The Times of Israel
July 22, 2012
The one-stop news site covering Israel, the region and the Jewish people worldwide
Mehdi Ghezali (screen capture, Channel 10)
Bulgarian media on Thursday named the suicide bomber who blew up a
bus full of Israeli tourists, killing five Israelis and a local bus
driver, in the Black Sea resort of Burgas on Wednesday as 36-year-old
Mehdi Ghezali.
Ghezali reportedly arrived in Bulgaria five weeks before the bombing and arrived at the airport via taxi, Channel 2 reported.
He was also reportedly given the bomb by someone else, but no further
details were provided. There was no independent confirmation of the
veracity of the information. The reports surfaced soon after Israel’s
Prime Minister Benjamin Netanyahu had publicly accused Hezbollah,
directed by Iran, of responsibility for the bombing. The Prime
Minister’s Office made no comment on the reports.
The Bulgarian reports, rapidly picked up by Hebrew media, posited
various versions of how the bomber had detonated the bomb, including the
suggestion that the bomber had not intended to die in the blast, but
may have wanted to place the bomb on the bus and flee.
Ghezali has a Wikipedia page, which describes him as a
Swedish citizen, with Algerian and Finnish origins.
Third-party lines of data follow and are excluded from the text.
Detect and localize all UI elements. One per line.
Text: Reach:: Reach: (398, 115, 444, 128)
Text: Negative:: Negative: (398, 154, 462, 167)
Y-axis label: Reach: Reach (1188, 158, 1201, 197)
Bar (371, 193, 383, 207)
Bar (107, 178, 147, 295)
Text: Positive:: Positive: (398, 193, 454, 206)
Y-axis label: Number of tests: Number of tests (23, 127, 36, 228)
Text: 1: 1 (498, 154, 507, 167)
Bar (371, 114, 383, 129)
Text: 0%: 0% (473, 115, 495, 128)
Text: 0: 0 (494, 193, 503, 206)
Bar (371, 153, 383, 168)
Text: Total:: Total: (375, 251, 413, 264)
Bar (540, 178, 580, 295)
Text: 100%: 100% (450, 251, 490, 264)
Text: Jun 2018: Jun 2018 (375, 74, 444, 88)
He had been held at
the US’s Guantanamo Bay detainment camp on Cuba from 2002 to 2004,
having previously studied at a Muslim religious school and mosque in
Britain, and traveled to Saudi Arabia, Afghanistan, and
Pakistan, it says. He was taken into custody on suspicion of being an
al-Qaeda agent, having been arrested along with a number of other
al-Qaeda operatives.
Following a lobbying effort by Swedish prime minister Göran
Persson, Guantanamo authorities recommended Ghezali be transferred to
another country for continued detainment, and he was handed over to
Swedish authorities in 2004. The Swedish government did not press charges.
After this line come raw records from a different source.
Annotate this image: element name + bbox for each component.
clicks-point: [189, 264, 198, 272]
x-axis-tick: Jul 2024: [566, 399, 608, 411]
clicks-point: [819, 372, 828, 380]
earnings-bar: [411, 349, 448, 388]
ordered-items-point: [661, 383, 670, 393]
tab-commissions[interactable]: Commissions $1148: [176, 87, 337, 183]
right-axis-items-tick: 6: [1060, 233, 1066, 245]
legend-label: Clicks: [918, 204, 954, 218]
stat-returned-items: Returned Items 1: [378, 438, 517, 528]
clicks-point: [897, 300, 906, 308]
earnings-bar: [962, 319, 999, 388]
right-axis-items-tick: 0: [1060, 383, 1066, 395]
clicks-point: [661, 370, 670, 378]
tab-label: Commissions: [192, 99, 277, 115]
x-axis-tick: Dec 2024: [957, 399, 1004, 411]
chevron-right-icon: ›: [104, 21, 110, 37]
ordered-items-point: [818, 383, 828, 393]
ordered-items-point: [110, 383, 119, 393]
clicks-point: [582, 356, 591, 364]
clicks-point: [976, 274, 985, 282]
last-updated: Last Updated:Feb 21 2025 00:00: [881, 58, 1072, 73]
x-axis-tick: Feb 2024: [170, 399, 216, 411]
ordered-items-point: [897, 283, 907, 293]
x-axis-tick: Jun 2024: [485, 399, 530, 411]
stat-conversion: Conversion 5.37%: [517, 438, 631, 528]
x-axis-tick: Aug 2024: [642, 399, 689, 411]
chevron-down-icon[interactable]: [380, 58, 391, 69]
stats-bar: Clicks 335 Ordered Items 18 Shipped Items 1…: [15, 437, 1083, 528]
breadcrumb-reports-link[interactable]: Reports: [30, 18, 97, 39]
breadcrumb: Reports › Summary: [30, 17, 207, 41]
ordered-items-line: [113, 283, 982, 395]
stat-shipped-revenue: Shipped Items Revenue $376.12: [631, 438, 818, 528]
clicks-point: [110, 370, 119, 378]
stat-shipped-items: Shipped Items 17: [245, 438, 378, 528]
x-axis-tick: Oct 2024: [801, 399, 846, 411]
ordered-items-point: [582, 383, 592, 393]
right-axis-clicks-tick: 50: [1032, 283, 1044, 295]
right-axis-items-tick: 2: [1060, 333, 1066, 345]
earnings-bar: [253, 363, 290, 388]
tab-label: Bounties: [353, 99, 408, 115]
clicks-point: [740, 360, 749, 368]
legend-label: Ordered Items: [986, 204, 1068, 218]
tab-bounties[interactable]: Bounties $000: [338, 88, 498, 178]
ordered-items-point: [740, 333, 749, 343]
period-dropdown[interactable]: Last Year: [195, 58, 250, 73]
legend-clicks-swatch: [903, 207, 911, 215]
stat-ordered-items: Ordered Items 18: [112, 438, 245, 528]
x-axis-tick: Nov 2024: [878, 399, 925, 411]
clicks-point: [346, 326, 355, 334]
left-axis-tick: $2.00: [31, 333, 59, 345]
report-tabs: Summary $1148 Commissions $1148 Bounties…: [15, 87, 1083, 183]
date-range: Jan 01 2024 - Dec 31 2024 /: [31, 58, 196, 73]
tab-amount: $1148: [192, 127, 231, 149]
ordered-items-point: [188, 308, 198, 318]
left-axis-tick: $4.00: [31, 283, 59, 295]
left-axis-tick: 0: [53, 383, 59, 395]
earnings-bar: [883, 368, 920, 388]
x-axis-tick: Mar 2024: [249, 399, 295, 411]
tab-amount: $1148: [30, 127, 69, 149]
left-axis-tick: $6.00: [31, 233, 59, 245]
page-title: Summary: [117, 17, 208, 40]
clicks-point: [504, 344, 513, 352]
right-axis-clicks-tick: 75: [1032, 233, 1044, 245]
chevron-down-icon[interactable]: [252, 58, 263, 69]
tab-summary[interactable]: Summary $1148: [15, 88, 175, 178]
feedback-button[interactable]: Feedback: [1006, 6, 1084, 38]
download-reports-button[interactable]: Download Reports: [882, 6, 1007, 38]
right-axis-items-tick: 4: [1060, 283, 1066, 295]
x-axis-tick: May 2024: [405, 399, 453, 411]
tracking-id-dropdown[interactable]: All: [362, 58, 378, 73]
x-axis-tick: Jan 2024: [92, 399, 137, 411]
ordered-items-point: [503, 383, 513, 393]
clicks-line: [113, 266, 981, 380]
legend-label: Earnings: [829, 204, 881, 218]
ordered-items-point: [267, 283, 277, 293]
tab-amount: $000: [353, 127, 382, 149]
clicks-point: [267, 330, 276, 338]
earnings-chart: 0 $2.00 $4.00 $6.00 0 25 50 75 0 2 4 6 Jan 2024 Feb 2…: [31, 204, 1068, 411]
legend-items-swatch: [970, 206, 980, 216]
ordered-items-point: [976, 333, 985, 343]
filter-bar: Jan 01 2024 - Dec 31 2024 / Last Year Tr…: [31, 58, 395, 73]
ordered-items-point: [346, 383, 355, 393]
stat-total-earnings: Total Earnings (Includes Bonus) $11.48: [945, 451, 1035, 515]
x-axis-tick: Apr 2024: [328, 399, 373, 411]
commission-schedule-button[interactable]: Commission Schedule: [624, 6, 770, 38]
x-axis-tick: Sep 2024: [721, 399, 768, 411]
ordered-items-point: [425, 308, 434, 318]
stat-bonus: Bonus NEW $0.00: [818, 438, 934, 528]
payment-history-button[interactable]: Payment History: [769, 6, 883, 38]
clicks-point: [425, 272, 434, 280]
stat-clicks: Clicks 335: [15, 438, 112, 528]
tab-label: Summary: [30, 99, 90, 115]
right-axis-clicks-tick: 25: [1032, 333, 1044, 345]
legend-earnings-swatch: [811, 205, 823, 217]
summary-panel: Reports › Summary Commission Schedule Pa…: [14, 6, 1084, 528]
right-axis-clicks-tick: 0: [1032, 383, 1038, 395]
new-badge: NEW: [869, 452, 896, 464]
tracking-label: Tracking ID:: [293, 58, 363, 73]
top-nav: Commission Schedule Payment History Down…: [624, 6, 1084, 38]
A 2005 Swedish documentary about the Guantanamo Bay detention camp starred
Ghezali, who detailed his experience in American custody. He was also
reportedly among 12 foreigners captured trying to cross into Afghanistan
in 2009.
Earlier on Thursday the Bulgarian police released a brief video clip
that claimed to show the suicide bomber, responsible for Wednesday’s
terror attack on a tour bus full of Israeli citizens, walking around
shortly before the blast at Burgas International Airport.
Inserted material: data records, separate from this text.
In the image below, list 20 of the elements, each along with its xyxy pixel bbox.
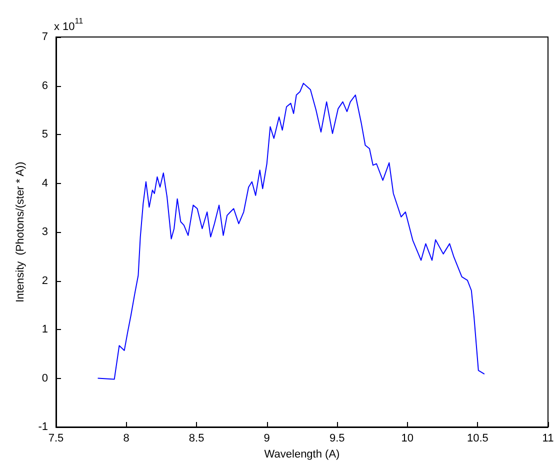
x-tick-label: 7.5 [48, 432, 64, 444]
y-tick-label: 6 [42, 80, 48, 92]
y-tick-label: 3 [42, 226, 48, 238]
line-series [98, 82, 485, 380]
y-tick-label: 5 [42, 128, 48, 140]
y-tick-label: -1 [38, 421, 48, 433]
x-axis-title: Wavelength (A) [264, 448, 340, 460]
x-tick-label: 11 [542, 432, 554, 444]
y-tick-label: 4 [42, 177, 48, 190]
x-tick-label: 10 [401, 432, 414, 444]
x-tick-label: 10.5 [467, 432, 488, 444]
x-tick-label: 9.5 [329, 432, 345, 444]
y-tick-label: 2 [42, 274, 48, 287]
x-tick-label: 8.5 [188, 432, 204, 444]
x-tick-label: 9 [264, 432, 270, 444]
y-tick-label: 1 [42, 324, 48, 336]
y-axis-title: Intensity (Photons/(ster * A)) [14, 162, 26, 302]
x-tick-label: 8 [123, 432, 130, 444]
y-tick-label: 7 [42, 31, 48, 43]
y-tick-label: 0 [42, 372, 48, 384]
The Bulgarian news agency Sofia reported that the bomber was carrying
an American passport and Michigan driver’s license, both believed to be
forgeries. Sofia also reported that the Bulgarian Interior Ministry
managed to recover the fingerprints of the bomber, which they submitted
to the FBI in the United States and the international police
organization Interpol. The FBI and CIA joined Israeli and Bulgarian
officials in investigating the attack.
Interior Minister Tsvetan Tsvetanov told Sofia that DNA tests were
being run to determine the identity of the Caucasian man, who the
minister described as casually dressed with nothing suspicious about his
appearance to set him apart from the crowd of people at the airport. (I
guess everyone carries huge back packs, nowadays?)
The ministry did not indicate how the police came to the conclusion that the man was the suicide bomber.